WhatsApp, the messaging application business owned by Facebook, said on Friday it is "taking immediate legal action" against companies responsible for a flood of political spam ahead of Brazil's presidential elections.

Campaign propaganda has flooded social media in Brazil ahead of an Oct. 28 run-off vote in the presidential election.

Brazil's Folha (in Portuguese) is the best primary news source on this story.

WhatsApp's legal action today immediately follows a Folha report a couple of days ago that various companies (funding sources) linked to the extreme-right-wing frontrunner Jair Bolsonaro paid social media firms to send hundreds of millions of messages to Brazilian voters' phones that attacked Bolsonaro's rival, former São Paulo mayor Fernando Haddad.

Here's a machine translation of Folha's late-Friday update:

One day after Folha published a report showing that companies are funding political message campaign as mass-messages (Spam) on WhatsApp, the company sent out legal notices to Quickmobile, Yacows, Croc services and SMS Market agencies to stop their activities.

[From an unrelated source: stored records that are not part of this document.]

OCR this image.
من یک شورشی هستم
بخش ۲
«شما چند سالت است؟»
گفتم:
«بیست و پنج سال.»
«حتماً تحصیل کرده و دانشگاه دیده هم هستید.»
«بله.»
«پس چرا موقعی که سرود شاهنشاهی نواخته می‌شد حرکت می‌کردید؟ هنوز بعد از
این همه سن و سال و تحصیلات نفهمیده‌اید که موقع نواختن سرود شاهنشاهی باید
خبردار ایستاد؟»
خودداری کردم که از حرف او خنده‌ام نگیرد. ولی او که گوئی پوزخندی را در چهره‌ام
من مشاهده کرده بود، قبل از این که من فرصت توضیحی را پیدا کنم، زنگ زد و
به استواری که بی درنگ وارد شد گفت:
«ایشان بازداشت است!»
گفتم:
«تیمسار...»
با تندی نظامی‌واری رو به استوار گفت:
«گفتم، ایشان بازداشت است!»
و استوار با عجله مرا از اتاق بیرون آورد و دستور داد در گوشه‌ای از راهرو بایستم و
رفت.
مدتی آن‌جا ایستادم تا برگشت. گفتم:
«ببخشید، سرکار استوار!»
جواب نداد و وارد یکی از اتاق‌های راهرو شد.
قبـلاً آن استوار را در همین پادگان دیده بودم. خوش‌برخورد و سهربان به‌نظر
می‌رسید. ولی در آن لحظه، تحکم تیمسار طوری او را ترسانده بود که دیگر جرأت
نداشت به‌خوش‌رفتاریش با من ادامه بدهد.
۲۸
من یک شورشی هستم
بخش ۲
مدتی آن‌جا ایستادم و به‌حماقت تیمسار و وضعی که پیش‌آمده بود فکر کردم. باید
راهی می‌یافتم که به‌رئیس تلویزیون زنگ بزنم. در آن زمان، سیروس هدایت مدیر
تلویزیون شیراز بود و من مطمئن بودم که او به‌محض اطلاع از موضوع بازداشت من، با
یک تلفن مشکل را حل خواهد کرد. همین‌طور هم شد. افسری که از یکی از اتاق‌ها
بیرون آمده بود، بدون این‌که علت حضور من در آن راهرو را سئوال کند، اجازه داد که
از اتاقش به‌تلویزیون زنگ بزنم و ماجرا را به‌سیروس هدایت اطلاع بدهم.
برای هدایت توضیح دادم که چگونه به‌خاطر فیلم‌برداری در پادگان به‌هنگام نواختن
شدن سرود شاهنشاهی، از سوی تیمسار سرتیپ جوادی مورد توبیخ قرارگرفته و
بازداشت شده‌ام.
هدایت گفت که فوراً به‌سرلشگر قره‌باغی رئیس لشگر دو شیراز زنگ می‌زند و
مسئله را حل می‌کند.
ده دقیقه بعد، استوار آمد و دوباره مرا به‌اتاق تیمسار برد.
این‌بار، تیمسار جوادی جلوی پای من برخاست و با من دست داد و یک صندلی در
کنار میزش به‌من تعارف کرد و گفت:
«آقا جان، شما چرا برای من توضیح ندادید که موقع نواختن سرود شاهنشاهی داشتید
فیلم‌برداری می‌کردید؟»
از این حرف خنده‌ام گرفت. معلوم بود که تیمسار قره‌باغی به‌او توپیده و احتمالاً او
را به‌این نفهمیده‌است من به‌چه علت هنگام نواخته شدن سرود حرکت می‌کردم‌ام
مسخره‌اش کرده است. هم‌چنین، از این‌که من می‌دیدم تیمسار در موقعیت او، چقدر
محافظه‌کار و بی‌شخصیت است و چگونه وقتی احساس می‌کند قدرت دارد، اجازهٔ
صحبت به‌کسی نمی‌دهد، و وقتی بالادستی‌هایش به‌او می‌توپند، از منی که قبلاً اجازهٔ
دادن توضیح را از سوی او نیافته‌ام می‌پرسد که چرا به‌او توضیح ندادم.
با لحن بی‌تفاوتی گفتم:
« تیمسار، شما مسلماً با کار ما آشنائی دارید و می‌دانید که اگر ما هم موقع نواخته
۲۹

And in related reporting at Quartz by Luiz Romero, a bombshell report in Brazil linked fake political disinfo on WhatsApp to Brazil's presidential frontrunner. In other words, just like Trump in the USA in 2016.

An exposé by Brazil's largest newspaper could dramatically change the South American country's already volatile presidential election.

Folha reported that firms linked to far-right frontrunner Jair Bolsonaro have hired social media companies to send hundreds of millions of messages to voters attacking Bolsonaro's rival, former São Paulo mayor Fernando Haddad, and his Workers' Party.

Folha also reported the companies are planning a massive misinformation campaign next week, just days before the final presidential vote on Sunday, Oct. 28. WhatsApp, Facebook's ubiquitous messaging service, has been under attack around the world for allowing the spread of rumors, false news, and political lies, sometimes with deadly consequences.

Experts told Folha that the WhatsApp campaign could have broken the law in at least three ways: Companies, like those allegedly bankrolling the operation, are forbidden from making political donations; any electoral spending must be registered with regulators, and this wasn't; and it's illegal to buy large phone number lists to distribute messages, as was reportedly done here.

If it's proven that Bolsonaro benefitted from the messaging campaign, his candidacy could be cancelled, or if he has already been elected, he could be removed from the presidency.

Bolsonaro, a radical right-wing candidate—known for his support of Brazil's bloody dictatorship, and his conspiracy-fueled attacks on women, minorities, and institutions—is currently the heavy favorite to win the presidency. The latest poll, released Thursday (Oct. 18), shows him with a 59-41 lead over Haddad.

Bolsonaro is in lots of trouble, including campaign finance matters. That didn't stop Trump.